Para os intencionalistas é fundamental saber realmente – ou pelo menos com aproximação - o que realmente Shakespeare pensava sobre Hamlet – o personagem teria sido imaginado pelo autor como um louco ou alguém que apenas estava fingindo? - para poder chegar a uma conclusão sobre a peça.[37]É por isso que os intencionalista tomam como elemento central à interpretação o estado de espírito do autor. Entretanto, o que está pressuposto à tese intencionalista é a ideia de que o valor ou significado da arte é vinculado ao que o autor pretendia. Logo, vincula-se a uma teoria normativa - que é pelo menos controvertida - e não a uma observação neutra. Assim, mesmo a tese intencionalista ainda pode ser compreendida como uma hipótese estética.

Uma segunda objeção feita por esses pensadores, pode ser suscitada, trazendo à luz um argumento interessante.

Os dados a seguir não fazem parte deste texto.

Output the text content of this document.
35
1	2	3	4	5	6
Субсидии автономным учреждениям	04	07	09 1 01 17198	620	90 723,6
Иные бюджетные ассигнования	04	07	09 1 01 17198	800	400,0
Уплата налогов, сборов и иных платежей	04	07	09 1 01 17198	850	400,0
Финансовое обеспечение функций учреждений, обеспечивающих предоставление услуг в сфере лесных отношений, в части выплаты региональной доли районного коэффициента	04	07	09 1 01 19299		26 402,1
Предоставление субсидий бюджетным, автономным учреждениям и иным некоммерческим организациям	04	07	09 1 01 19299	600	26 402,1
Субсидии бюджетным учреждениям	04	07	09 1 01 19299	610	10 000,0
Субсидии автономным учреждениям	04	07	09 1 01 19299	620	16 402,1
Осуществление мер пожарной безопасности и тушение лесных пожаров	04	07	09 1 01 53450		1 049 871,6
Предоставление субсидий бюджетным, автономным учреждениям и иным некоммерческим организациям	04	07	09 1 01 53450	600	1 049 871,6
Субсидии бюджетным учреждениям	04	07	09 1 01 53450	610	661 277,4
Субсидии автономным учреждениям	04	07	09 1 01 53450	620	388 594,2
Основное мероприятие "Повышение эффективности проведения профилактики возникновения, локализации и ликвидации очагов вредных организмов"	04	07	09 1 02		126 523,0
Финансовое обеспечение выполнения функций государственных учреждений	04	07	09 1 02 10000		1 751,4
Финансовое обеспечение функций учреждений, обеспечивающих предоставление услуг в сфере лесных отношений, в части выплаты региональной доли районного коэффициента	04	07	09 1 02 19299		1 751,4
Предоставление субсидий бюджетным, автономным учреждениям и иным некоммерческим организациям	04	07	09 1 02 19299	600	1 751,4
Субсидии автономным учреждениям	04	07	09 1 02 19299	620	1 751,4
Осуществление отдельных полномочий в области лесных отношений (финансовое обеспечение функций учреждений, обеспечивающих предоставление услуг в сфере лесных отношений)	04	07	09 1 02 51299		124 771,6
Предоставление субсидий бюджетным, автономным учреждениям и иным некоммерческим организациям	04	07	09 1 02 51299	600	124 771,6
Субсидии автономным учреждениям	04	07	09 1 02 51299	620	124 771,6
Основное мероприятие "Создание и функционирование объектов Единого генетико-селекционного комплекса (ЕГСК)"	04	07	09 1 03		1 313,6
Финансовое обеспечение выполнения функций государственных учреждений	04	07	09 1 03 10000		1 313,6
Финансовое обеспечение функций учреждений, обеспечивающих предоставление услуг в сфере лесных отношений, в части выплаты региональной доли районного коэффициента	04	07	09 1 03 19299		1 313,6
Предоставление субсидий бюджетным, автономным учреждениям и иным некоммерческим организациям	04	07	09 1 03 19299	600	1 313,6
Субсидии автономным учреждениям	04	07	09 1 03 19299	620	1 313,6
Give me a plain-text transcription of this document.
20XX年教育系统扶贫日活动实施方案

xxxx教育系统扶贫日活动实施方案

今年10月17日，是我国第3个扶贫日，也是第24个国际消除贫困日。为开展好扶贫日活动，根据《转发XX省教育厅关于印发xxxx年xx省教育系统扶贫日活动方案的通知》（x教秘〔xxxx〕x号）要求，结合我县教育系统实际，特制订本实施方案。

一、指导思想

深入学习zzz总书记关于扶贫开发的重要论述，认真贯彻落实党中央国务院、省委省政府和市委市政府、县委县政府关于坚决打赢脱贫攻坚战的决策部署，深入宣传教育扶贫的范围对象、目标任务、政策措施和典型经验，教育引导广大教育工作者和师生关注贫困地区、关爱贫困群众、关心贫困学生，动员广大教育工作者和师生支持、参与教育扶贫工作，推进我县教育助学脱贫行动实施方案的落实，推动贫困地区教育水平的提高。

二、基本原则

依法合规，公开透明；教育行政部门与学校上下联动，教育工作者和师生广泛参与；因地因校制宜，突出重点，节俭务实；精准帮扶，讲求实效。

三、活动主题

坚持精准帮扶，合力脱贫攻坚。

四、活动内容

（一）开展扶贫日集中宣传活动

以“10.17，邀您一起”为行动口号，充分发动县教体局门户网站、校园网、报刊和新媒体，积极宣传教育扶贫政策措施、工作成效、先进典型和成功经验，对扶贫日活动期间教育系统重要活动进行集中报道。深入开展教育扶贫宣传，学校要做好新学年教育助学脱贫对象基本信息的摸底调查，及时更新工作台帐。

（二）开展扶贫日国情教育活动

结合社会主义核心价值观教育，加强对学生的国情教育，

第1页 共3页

Os intencionalistas tornam central à interpretação o estado de espírito do autor. Mas compreendem erroneamente, até onde sei, certas complexidades desse estado de espírito em particular, ignoram como interagem as intenções para uma obra e as opiniões sobre ela.[38]

Se tomarmos o exemplo baseado no livro A mulher do tenente francês, de John Fowles[39]- no qual parece que o autor mudou de ideia sobre sua história na metade do livro - o intencionalista acha que devemos escolher entre duas opções: 1) o autor repentinamente percebe que tinha uma intenção subconsciente, que só agora descobre; 2) ou mudou de intenção depois. Mas nenhuma dessas opções se mostra como satisfatória. No primeiro caso, explicações do tipo psicanalista se mostram incapazes de resolver problemas desse tipo, pois não podem se apoiar em provas (empíricas) do tipo que os próprios psicanalistas exigem. O que acontece é que as ideias sobre os personagens do livro derivam não de confrontações sobre o eu anterior do autor, mas da própria obra que ele criou. Rebatendo a segunda observação, também não podemos compreender a mudança como uma intenção nova e distinta. Como Dworkin afirma, não é uma opinião sobre que tipo de personagem criar, mas sim sobre o personagem que ele já criou.[40]Também, não se trata de uma observação voltada para o que os outros irão compreender sobre o livro. O que acontece, então, é que a mudança no texto se deve a uma análise do próprio texto já escrito, pois o autor teve o cuidado de tratar seus personagens como se eles fossem de fato pessoas reais. Assim, o autor teve de interpretar sua própria obra, não descobrir o que se ocultava nas profundezas de seu subconsciente. Se uma outra alteração aconteceu ao ver o filme feito, não se trata de uma nova intenção, mas de uma nova interpretação sobre a obra.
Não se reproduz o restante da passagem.